La représentation de la noblesse avait souvent varié avant d’aboutir à une sorte de suffrage universel attribué à tous les notables. Sous les ducs, on avait réuni aux neuf grands barons de la province[1] les anciens chevaliers bannerets qui relevaient directement des comtes avant que les divers comtés se fussent fondus dans l’unité ducale. À cette première catégorie de l’aristocratie féodale étaient venus s’adjoindre les gentilshommes investis de fonctions importantes soit à la cour, soit dans le gouvernement des ducs, ceux-ci recevant directement du prince une invitation personnelle afin de siéger aux états.

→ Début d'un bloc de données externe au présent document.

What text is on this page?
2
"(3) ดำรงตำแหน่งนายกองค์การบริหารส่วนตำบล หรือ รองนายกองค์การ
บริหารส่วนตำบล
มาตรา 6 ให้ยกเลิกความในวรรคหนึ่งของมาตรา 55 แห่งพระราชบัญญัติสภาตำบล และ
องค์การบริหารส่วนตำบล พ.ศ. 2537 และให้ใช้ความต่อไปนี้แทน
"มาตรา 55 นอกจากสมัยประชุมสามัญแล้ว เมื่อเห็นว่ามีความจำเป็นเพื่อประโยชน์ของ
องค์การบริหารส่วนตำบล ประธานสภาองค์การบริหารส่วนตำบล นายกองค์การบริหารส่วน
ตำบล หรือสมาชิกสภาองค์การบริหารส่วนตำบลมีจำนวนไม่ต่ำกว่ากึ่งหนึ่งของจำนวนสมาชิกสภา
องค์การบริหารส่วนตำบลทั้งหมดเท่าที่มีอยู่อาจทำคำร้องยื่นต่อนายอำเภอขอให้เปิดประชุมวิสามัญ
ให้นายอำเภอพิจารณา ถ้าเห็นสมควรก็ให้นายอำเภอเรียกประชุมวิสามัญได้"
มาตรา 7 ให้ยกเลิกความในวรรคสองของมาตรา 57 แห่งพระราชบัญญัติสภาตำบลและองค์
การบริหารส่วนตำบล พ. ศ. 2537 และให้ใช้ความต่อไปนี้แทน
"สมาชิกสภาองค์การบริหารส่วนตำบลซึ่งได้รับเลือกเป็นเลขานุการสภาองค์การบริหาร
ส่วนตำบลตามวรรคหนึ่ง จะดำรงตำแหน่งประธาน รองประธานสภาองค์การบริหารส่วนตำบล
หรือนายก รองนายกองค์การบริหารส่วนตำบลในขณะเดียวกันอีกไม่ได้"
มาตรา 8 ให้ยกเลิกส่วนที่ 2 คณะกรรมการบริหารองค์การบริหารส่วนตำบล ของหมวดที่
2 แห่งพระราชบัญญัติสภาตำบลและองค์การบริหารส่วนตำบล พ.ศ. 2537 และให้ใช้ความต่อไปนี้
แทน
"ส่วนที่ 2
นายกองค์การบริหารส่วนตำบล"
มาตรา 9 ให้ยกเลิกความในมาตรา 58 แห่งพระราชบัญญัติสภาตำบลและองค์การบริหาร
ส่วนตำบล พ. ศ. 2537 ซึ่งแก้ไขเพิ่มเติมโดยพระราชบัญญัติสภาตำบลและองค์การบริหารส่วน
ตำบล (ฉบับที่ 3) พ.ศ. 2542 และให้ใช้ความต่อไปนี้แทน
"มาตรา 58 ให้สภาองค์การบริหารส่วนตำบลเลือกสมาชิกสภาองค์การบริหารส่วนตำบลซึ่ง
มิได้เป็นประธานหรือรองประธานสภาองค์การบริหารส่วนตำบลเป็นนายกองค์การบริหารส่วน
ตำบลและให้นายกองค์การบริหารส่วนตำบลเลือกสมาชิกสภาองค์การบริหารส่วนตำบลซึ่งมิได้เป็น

Après la réunion à la monarchie, les gouverneurs, se considérant comme substitués aux anciens ducs en leur qualité de représentans du souverain, continuèrent d’adresser au nom du roi des lettres spéciales de convocation à un certain nombre de gentilshommes. Ce nombre était assez restreint, comme on peut s’en assurer en dépouillant les listes de présence aux registres des états de 1567 à 1584 ; il va même diminuant d’une tenue à l’autre, ce qui semble témoigner sous les derniers Valois d’une sorte d’indifférence pour l’exercice de droits politiques singulièrement réduits en effet depuis la réunion, puisque toutes les questions diplomatiques et militaires échappaient forcément à l’appréciation de ces assemblées ; mais la situation changea complètement durant les guerres de la ligue. Deux centres de gouvernement s’étant établis en Bretagne, chacun attacha du prix à se couvrir du grand nom des états. Le prince de Dombes convoqua ceux-ci à Rennes depuis 1589 jusqu’en 1597, tandis que durant la même période Mercœur les réunissait à Nantes. On se montra d’ailleurs fort peu difficile de part et d’autre sur la régularité des convocations et sur les titres de ceux qui se présentaient pour faire partie de l’une ou de l’autre assemblée, l’essentiel pour les deux chefs de parti étant que ces assemblées fussent nombreuses afin de frapper l’opinion. Le prince de Dombes désigna pour représenter les villes engagées dans l’union catholique quelques magistrats royalistes réfugiés à Rennes. Quant à l’ordre du clergé, il ne brilla guère que par son absence jusqu’à l’abjuration du roi. Le prince de Dombes, qui représentait Henri IV, ouvrit d’ailleurs à deux battans les portes de la chambre de la noblesse à tous les gentilshommes disposés à y entrer, et

  1. Les neuf grandes baronnies dont la possession conférait la présidence de la noblesse aux états étaient Léon, Vitré, Ancenis, Fougères, Chateaubriant, La Roche-Bernard, Quintin, Retz et Pont-Château.